The work was composed on location at the base of Mount Shuksan near the Lower Curtis Glacier and along the North Olympic Coast. A two-hour field recording captured during a high-tide meditation on Rialto Beach forms a foundational layer of the piece, anchoring the ensemble within a slowly shifting natural environment. Rather than functioning as accompaniment, the field recording acts as a temporal and atmospheric reference, allowing the musicians to drift in and out of alignment with the landscape it evokes.
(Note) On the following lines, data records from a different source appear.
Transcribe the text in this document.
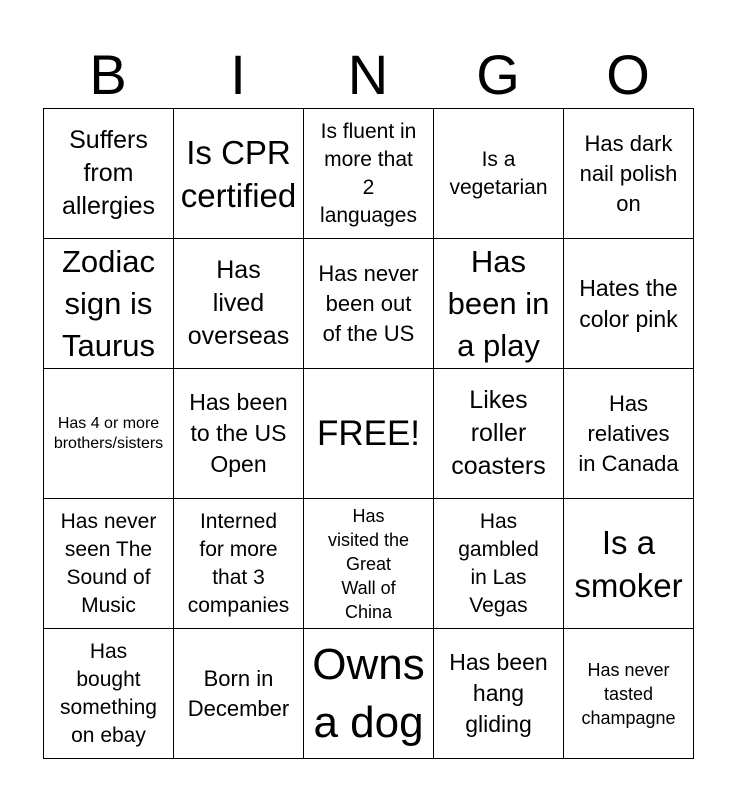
B	I	N	G	O
Suffers
from
allergies
Is CPR
certified
Is fluent in
more that
2
languages
Is a
vegetarian
Has dark
nail polish
on
Zodiac
sign is
Taurus
Has
lived
overseas
Has never
been out
of the US
Has
been in
a play
Hates the
color pink
Has 4 or more
brothers/sisters
Has been
to the US
Open
FREE!
Likes
roller
coasters
Has
relatives
in Canada
Has never
seen The
Sound of
Music
Interned
for more
that 3
companies
Has
visited the
Great
Wall of
China
Has
gambled
in Las
Vegas
Is a
smoker
Has
bought
something
on ebay
Born in
December
Owns
a dog
Has been
hang
gliding
Has never
tasted
champagne
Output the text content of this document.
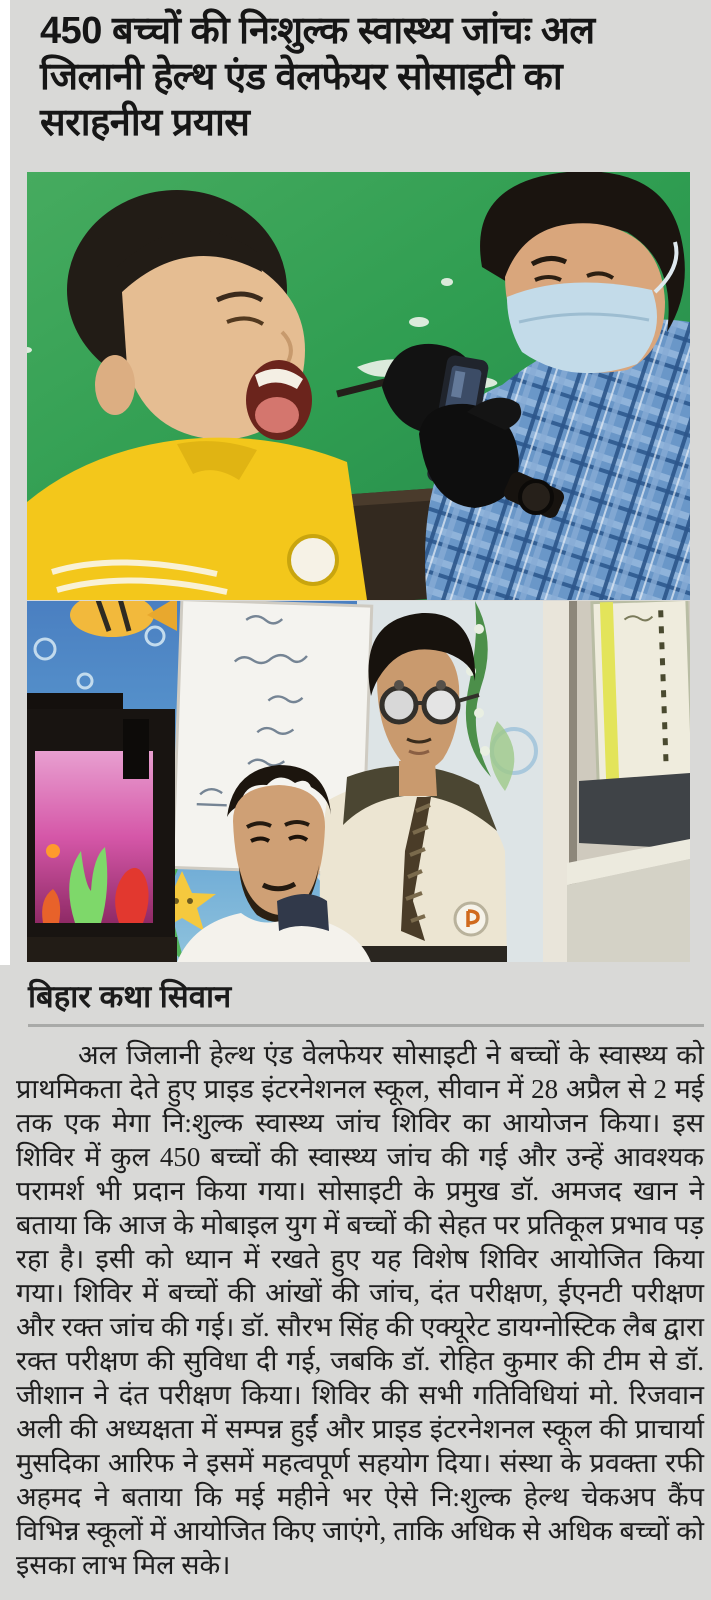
450 बच्चों की निःशुल्क स्वास्थ्य जांचः अल जिलानी हेल्थ एंड वेलफेयर सोसाइटी का सराहनीय प्रयास
बिहार कथा सिवान

अल जिलानी हेल्थ एंड वेलफेयर सोसाइटी ने बच्चों के स्वास्थ्य को प्राथमिकता देते हुए प्राइड इंटरनेशनल स्कूल, सीवान में 28 अप्रैल से 2 मई तक एक मेगा नि:शुल्क स्वास्थ्य जांच शिविर का आयोजन किया। इस शिविर में कुल 450 बच्चों की स्वास्थ्य जांच की गई और उन्हें आवश्यक परामर्श भी प्रदान किया गया। सोसाइटी के प्रमुख डॉ. अमजद खान ने बताया कि आज के मोबाइल युग में बच्चों की सेहत पर प्रतिकूल प्रभाव पड़ रहा है। इसी को ध्यान में रखते हुए यह विशेष शिविर आयोजित किया गया। शिविर में बच्चों की आंखों की जांच, दंत परीक्षण, ईएनटी परीक्षण और रक्त जांच की गई। डॉ. सौरभ सिंह की एक्यूरेट डायग्नोस्टिक लैब द्वारा रक्त परीक्षण की सुविधा दी गई, जबकि डॉ. रोहित कुमार की टीम से डॉ. जीशान ने दंत परीक्षण किया। शिविर की सभी गतिविधियां मो. रिजवान अली की अध्यक्षता में सम्पन्न हुईं और प्राइड इंटरनेशनल स्कूल की प्राचार्या मुसदिका आरिफ ने इसमें महत्वपूर्ण सहयोग दिया। संस्था के प्रवक्ता रफी अहमद ने बताया कि मई महीने भर ऐसे नि:शुल्क हेल्थ चेकअप कैंप विभिन्न स्कूलों में आयोजित किए जाएंगे, ताकि अधिक से अधिक बच्चों को इसका लाभ मिल सके।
The music is set entirely in 7-limit just intonation, drawing from long-standing influences of North Indian classical music, particularly khyal of the Kirana Gharana, as well as the tuning systems and durational practices of La Monte Young and Michael Harrison. The score combines sparse harmonic frameworks with prose-based instructions, encouraging performers to explore sound through sensation, patience, and embodied attention rather than virtuosity or precision.
Movement and the costumes were integral to the structure of the work. Katrina Wolfe designed and hand-constructed a series of costumes corresponding to each section of the piece, allowing movement to function as a parallel, evolving response to the sound. Rather than illustrating the music, the choreography unfolded as a co-equal process, shaped by the same natural imagery and temporal openness.
The Wind That Rolls Upon the Water is the fourth work in an ongoing series that began in 2019, each iteration revisiting a shared instrumental foundation while allowing subtle structural shifts to emerge over time. Across the series, the focus has remained on duration, listening, and the possibility of shared stillness.